Обнаров взял ее руку, осторожно поднес к губам, поцеловал, сделав над собой усилие, отстранился, сел в машину, осторожно сдав назад, вырулил из тисков стоянки и в считанные секунды скрылся из виду.

Глава 2. Костя

– Мама, я дома! Я денег заработал. Несу тебе. Ты где?

Обнаров снял ботинки, заглянул в комнату матери.

Комната была пуста.

– Мама? – встревоженно позвал он.

Обнаров прислушался. Из кухни доносился звук телевизора. Показывали его недавний фильм «Второй». Дело близилось к развязке, где его герой погибал. Он деликатно постучал и распахнул дверь.

Мать сидела на диване и вытирала уголком фартука слезы.

– Привет, родная. Не спится?

– А я тут… Кино вот…

Обнаров выключил телевизор.

– Я его в окошко выброшу, если ты будешь плакать над ерундой!

– Так жалко же… – попыталась оправдаться мать.

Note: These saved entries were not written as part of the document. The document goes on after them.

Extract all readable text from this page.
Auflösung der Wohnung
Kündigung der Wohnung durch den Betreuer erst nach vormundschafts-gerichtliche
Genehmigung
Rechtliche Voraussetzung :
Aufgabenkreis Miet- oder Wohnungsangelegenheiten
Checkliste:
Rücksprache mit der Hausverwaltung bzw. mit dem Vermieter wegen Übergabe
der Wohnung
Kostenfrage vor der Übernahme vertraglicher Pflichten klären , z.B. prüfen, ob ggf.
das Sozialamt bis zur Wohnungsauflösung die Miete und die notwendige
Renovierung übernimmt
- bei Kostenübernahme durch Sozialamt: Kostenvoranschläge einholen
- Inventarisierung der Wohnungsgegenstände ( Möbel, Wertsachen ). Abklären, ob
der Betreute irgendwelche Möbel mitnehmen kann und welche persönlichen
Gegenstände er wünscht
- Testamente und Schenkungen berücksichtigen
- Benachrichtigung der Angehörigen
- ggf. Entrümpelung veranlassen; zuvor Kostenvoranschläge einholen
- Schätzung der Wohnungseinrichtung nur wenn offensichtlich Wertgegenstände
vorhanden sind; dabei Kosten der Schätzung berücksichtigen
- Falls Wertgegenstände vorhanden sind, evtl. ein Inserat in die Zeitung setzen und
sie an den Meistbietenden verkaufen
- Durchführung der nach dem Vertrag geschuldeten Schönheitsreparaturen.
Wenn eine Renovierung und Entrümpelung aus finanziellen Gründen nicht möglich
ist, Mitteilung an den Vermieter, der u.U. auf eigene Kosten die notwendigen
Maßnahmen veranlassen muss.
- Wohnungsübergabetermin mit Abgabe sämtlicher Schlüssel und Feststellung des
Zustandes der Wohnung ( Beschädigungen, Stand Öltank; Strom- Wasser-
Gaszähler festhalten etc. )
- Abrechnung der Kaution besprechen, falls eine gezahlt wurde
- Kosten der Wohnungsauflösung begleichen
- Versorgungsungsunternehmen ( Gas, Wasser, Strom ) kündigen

– Марта Федоровна, ваш сын здесь. Рядом. Дома. А там, – он ткнул пальцем в потухший экран, – заезженная пленка. – Вот деньги. Убери в свою кубышку.

Он положил на стол пачку пятитысячных купюр.

– Костенька, много…

– Всего пятьсот тысяч. Нет, уже четыреста девяносто пять. Я в кафе расплатился.

– Оставь себе немного. Деньги всегда в кармане должны быть.

– У меня кредитная карта.

– А ГАИшники?

– Я же опер Миша Разов. Мам, ты забыла? Четыре сезона. Со своих они денег не берут. Да я и не нарушаю. Почти… – уточнил он, припомнив сегодняшний коньяк.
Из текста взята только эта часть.